Uma, na qual se destaca, pela persistência e pela qualidade que empresta aos seus textos, o blog moncorvense "farrapos de memória".

Foi desse "jornal" que retirei este impressivo texto, que é uma autêntica pérola literária: poesia & sensações.

"Numa aula de Literatura Alemã com o Professor Paulo Quintela - um grande erudito, um excelente tradutor de poesia alemã, ele próprio poeta e, essencialmente, um homem de teatro - estávamos a tentar meter o dente nas “Elegias Romanas” de Goethe. Tarefa nada fácil. São poemas eróticos, belíssimos, mas de elevado grau de dificuldade.
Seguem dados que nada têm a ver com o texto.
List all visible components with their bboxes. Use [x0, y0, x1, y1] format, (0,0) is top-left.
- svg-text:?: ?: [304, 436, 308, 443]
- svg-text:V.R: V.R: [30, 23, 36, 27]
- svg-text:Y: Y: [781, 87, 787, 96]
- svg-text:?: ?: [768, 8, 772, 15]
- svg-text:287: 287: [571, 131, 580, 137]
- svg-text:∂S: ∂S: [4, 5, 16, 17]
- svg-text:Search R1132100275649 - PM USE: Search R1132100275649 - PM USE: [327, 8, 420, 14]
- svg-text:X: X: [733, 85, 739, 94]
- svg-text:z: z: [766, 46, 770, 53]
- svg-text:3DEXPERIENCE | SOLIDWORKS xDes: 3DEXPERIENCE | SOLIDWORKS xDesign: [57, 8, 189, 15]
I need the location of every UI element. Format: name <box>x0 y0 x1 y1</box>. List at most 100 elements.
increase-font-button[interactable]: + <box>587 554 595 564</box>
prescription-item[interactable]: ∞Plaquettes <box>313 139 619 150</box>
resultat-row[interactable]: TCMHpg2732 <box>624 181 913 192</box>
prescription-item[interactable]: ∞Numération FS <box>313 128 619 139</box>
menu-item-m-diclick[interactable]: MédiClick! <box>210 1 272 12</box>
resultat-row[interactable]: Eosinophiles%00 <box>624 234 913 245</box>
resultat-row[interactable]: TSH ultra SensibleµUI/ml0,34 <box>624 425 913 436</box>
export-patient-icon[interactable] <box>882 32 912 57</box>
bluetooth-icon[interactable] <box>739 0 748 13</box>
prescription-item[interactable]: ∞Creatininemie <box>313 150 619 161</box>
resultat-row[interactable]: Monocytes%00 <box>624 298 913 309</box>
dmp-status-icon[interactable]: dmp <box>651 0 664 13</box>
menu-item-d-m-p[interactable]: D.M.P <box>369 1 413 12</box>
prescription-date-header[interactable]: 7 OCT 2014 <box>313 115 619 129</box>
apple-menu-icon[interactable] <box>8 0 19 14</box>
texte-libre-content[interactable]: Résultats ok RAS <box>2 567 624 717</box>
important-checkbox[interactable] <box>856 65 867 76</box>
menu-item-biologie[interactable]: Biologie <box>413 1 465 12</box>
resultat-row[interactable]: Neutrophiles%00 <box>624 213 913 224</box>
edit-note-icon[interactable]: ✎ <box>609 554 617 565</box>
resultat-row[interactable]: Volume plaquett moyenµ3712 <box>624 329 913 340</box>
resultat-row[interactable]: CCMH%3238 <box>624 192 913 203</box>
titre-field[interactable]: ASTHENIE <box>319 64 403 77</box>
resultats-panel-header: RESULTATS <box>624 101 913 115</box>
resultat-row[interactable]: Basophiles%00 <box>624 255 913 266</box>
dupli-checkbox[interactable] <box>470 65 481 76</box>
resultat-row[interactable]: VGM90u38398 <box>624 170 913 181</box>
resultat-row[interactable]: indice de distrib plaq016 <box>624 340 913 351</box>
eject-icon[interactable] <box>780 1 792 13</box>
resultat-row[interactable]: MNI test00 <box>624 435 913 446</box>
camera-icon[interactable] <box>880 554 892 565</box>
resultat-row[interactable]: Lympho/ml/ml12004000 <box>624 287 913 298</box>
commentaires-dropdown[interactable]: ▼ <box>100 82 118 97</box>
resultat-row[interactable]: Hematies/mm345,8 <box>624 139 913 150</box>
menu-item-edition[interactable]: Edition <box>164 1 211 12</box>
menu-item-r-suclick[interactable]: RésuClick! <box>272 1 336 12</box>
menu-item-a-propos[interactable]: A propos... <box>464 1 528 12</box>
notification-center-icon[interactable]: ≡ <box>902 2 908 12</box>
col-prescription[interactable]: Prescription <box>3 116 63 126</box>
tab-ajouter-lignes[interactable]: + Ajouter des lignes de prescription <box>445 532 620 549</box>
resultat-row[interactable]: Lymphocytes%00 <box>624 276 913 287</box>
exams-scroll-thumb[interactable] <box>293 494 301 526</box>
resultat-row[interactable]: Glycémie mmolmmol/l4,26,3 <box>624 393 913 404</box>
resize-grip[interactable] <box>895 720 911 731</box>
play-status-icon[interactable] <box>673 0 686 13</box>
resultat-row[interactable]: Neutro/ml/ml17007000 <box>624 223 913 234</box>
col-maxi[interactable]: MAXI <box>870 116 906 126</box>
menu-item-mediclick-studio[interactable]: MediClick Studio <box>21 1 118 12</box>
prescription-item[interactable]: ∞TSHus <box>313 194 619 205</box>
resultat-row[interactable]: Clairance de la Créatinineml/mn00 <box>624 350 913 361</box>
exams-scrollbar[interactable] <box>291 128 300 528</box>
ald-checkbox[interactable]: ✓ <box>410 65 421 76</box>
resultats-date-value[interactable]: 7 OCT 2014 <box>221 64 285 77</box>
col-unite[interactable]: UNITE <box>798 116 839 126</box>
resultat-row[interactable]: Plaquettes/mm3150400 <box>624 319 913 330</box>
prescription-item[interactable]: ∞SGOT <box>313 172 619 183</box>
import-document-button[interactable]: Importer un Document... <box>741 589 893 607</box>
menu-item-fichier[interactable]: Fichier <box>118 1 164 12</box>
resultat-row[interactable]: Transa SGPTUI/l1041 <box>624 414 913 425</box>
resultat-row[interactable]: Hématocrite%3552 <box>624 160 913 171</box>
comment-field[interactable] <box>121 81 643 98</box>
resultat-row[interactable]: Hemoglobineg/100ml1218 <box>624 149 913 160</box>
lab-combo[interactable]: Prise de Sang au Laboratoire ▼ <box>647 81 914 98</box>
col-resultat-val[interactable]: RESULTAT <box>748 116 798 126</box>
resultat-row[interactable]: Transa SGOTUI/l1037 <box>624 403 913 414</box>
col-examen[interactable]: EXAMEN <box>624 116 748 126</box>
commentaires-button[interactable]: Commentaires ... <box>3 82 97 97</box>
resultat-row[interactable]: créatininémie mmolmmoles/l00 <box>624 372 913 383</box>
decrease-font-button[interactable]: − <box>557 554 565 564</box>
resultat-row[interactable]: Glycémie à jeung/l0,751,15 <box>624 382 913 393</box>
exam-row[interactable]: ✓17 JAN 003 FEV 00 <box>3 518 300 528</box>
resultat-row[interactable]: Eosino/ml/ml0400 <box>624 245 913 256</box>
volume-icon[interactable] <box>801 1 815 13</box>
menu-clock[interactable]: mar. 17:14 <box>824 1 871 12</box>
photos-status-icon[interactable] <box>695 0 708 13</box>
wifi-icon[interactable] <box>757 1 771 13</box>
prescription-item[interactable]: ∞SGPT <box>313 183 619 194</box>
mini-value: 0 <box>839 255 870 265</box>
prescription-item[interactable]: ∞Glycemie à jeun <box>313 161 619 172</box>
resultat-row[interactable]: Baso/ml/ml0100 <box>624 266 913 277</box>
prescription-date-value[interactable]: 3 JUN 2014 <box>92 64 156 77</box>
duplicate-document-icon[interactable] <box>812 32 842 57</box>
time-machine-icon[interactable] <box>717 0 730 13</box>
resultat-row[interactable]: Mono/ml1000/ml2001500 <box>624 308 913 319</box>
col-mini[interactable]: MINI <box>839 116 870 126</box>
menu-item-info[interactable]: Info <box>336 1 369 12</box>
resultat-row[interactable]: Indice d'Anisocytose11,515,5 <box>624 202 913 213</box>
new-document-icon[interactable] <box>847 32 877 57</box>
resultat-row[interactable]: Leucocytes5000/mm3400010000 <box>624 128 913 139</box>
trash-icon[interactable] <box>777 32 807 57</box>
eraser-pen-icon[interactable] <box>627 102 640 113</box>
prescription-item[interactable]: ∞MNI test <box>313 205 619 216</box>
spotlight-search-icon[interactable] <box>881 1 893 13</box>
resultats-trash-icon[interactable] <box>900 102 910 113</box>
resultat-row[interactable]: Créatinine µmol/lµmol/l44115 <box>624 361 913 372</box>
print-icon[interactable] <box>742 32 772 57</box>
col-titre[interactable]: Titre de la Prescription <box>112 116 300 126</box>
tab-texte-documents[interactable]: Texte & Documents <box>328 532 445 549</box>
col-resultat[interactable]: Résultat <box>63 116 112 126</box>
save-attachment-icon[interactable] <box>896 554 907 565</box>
Penso que se tratava da 5ª Elegia: é já noite; no atrium de uma villa romana, colunas de mármore em volta, o som de um pequeno repuxo de água, à luz velada das lâmpadas de azeite - o poeta está reclinado junto da amada adormecida. Escreve poesia e, “com mão que vê... e olhos que sentem” , vai acariciando as coxas da bela jovem romana. No seu sono despreocupado, ela está de bruços e o poeta, percorrendo “com os dedos as costas da amada constrói a métrica do hexâmetro”. Era esta a poesia que íamos tratar. E esta aula foi há mais de 50 anos!

No anfiteatro estávamos cerca de 70 raparigas e 8 rapazes. Nunca, numa sala de aula, tínhamos lido nada tão “nu ” . Paulo Quintela chamou um rapaz a interpretar a elegia. O moço corou, engasgou-se, baixou a cabeça, pelo canto do olho espreitava para as raparigas... Tantas raparigas!! E nós todas encolhidas com medo de levantar os olhos, não fosse o Professor lembrar-se de mandar uma de nós interpretar “aquela coisa”. E capaz disso era ele.
Bom, o rapaz estava mesmo atrapalhado. O Quintela a falar em sensações visuais e tácteis e o moço nada. Até que o Senhor Professor Paulo Quintela puxa lá do seu vozeirão de bom barítono teatral e diz : “Oh, homem , parece que nunca viu uma mulher nua!”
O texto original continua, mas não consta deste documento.